IT is innate in every Filipino to dream big. Living in a country where tragedies happen very often, where going abroad is the first resort in search for greener pastures, the Filipinos’ talent is usually put to good use in other countries.
But a trio of Southerners decided to take their skills and love for cars into a whole new level by putting up a “design-your-own supercar” business.
All from Laguna, siblings Bryan Factor and Kevin Factor, along with Brendan Aurelio, share a passion for cars long before Factor-Aurelio Customs existed. The company produces supercar-inspired vehicles that come at significantly lower prices.
The 25-year-old Bryan said that Aurelio, 37, makes the cars’ designs while younger brother Kevin, 22, is in charge of research regarding the cars’ aerodynamics.
Raising the funds
“We started the company on February 17 this year. Brendan and Kevin were friends for more than five years, and then Kevin introduced Brendan to me about a year ago,” Bryan said.
“I met Brendan in December last year and we discussed how we can collaborate. I have experience in marketing and investment relations. I told them that I will gather the necessary resources that we would be utilizing, raise the funding, and take care of marketing and business relations while Kevin and Brendan will just focus on creating the cars,” he said.
“Our goal is to establish an automotive manufacturing company here in the Philippines. With the right funding and investment, I can start a company that can be the backbone of this country’s economy,” Bryan said.
However, he admitted that it was not easy getting the ample budget for the projects.
“It’s hard to get the funding. It would take months before the bank approves to give it. I also asked someone if they can invest on our ideas. That time, all were just plain ideas and we can’t blame them if they were skeptical,” he recalled.
“I borrowed money from our parents. They supported us and there was a point when we had to pawn some of our possessions just to fund the two prototypes,” the older Factor sibling added.
Although the vehicles resemble a Lamborghini, Bryan said Aurelio and Kevin designed the two prototypes, then through “trial and error have made our own mold.” Even now we think that there are a lot of things that we wanted to do with the car but we need more funding to finish them,” he said.
Bryan said the body of their prototype is made of reinforced fiberglass plastic while the chassis is made of tubular steel.
“Many are asking why we did not make the body out of carbon-fiber. We told them we can do that if we have a composite curing system like those available in other countries. And carbon-fiber is much more expensive than fiberglass,” he explained.
Bryan noted that most of the parts used for the cars were locally made.
“Almost 80 percent of the components of the prototypes are made in the Philippines. Only the tires, brake system, transmission, engine and suspension are not made here since we have no resources to make such parts.
“We made our own chassis, body and dashboard, while we found the right collaborators to create the glass, wheels, seats and interiors.
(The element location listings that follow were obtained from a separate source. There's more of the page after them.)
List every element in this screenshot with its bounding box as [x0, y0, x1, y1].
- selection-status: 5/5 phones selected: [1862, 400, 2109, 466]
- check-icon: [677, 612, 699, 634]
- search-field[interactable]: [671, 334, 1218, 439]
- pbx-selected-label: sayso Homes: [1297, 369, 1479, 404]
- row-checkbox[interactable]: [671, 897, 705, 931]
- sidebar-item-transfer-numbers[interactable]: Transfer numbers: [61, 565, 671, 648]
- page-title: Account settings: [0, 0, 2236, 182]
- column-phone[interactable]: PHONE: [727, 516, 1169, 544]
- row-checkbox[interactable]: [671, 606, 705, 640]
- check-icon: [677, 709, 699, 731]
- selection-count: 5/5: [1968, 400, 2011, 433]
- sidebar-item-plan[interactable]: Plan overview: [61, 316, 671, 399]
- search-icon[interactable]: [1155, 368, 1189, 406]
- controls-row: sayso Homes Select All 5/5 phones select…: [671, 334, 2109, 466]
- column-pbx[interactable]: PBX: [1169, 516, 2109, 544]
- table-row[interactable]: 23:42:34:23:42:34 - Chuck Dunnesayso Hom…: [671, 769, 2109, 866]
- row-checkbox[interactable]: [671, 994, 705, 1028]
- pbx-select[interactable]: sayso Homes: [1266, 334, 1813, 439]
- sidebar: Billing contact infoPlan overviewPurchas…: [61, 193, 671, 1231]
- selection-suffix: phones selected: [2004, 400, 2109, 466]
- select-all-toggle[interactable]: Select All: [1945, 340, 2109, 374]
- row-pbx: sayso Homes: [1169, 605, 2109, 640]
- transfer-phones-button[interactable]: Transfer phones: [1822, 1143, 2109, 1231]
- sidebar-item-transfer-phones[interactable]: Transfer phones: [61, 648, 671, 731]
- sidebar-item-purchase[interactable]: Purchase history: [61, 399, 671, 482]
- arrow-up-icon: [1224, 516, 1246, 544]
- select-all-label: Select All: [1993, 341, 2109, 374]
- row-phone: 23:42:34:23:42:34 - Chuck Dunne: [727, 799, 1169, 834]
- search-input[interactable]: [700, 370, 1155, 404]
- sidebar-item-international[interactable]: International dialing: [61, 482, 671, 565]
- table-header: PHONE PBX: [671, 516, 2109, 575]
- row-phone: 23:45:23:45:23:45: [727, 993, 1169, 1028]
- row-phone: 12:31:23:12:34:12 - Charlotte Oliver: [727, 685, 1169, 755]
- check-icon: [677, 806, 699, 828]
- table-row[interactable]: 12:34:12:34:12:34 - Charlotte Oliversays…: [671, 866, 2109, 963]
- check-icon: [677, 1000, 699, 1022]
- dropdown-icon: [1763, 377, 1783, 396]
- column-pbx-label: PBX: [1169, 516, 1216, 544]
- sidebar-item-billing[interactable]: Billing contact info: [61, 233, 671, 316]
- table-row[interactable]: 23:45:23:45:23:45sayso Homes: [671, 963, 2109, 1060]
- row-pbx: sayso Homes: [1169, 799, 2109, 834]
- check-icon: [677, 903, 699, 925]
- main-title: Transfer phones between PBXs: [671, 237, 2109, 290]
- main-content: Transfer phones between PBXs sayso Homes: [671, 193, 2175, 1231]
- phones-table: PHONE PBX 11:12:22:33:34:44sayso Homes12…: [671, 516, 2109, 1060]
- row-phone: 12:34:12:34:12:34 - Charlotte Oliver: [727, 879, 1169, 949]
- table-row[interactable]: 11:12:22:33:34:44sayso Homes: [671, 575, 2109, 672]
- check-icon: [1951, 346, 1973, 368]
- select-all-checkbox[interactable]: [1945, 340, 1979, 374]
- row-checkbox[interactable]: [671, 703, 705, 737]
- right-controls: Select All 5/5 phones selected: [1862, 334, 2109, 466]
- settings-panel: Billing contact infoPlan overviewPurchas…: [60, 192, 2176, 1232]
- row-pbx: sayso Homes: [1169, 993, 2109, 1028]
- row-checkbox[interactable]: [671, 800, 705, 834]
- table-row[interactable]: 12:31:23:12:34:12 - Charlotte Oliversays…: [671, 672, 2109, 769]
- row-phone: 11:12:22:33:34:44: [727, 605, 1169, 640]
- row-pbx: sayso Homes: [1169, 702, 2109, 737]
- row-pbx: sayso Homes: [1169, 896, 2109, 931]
The two units are a labor of love, products of sacrifices and dedication. The body was handcrafted and the only machines used were a buffing machine, a grinder and an air compressor for painting,” Bryan said.
Both prototypes have hand-built reinforced fiberglass bodies, steel-tube chassis frames, mid-mounted Mitsubishi 4G63 turbocharged engines, and 18-inch Rota alloy wheels. They have an approximate top speed of 300kph and a claimed power-to-weight ratio of 457hp per ton.
Asked about the price, Bryan said that one of the finished products has a tag between P1.5 million to P1.6 million.
He assured that the vehicles are roadworthy and comply with government rules. “Before turning over a unit we will make sure that we have complied with the necessary requirements of the LTO,” Bryan said, adding that they have drove the cars at the South Luzon Expressway when they joined the recent Trans Sport Show.
“As of now there are orders coming in, not just locally but also outside the Philippines. However, I told them that I will inform them as soon as we have established everything,” he said.
With regards to their capacity to build the vehicles on a larger scale, Bryan said that they could most likely “produce six to 10 units a year with their current manpower.”
He added that there will be a limit on the number of models that they would produce and they will make cars on a per-order basis.
“Interiors will be designed based on the client’s demands. One could choose what fabric would be fitted on seats, among others,” he said.
The vehicles that would be produced are much detailed than the prototypes, according to him.
“Even though we built the two prototypes in three months, I tell clients it will take four months before we can turn over the units so we can perfect the details.”
The cars are covered by a one-year warranty. Bryan said they are also looking forward to talking with car companies to see if they can supply brand-new engines.
With ingenuity that is purely Filipino, many are hoping this would not go to waste.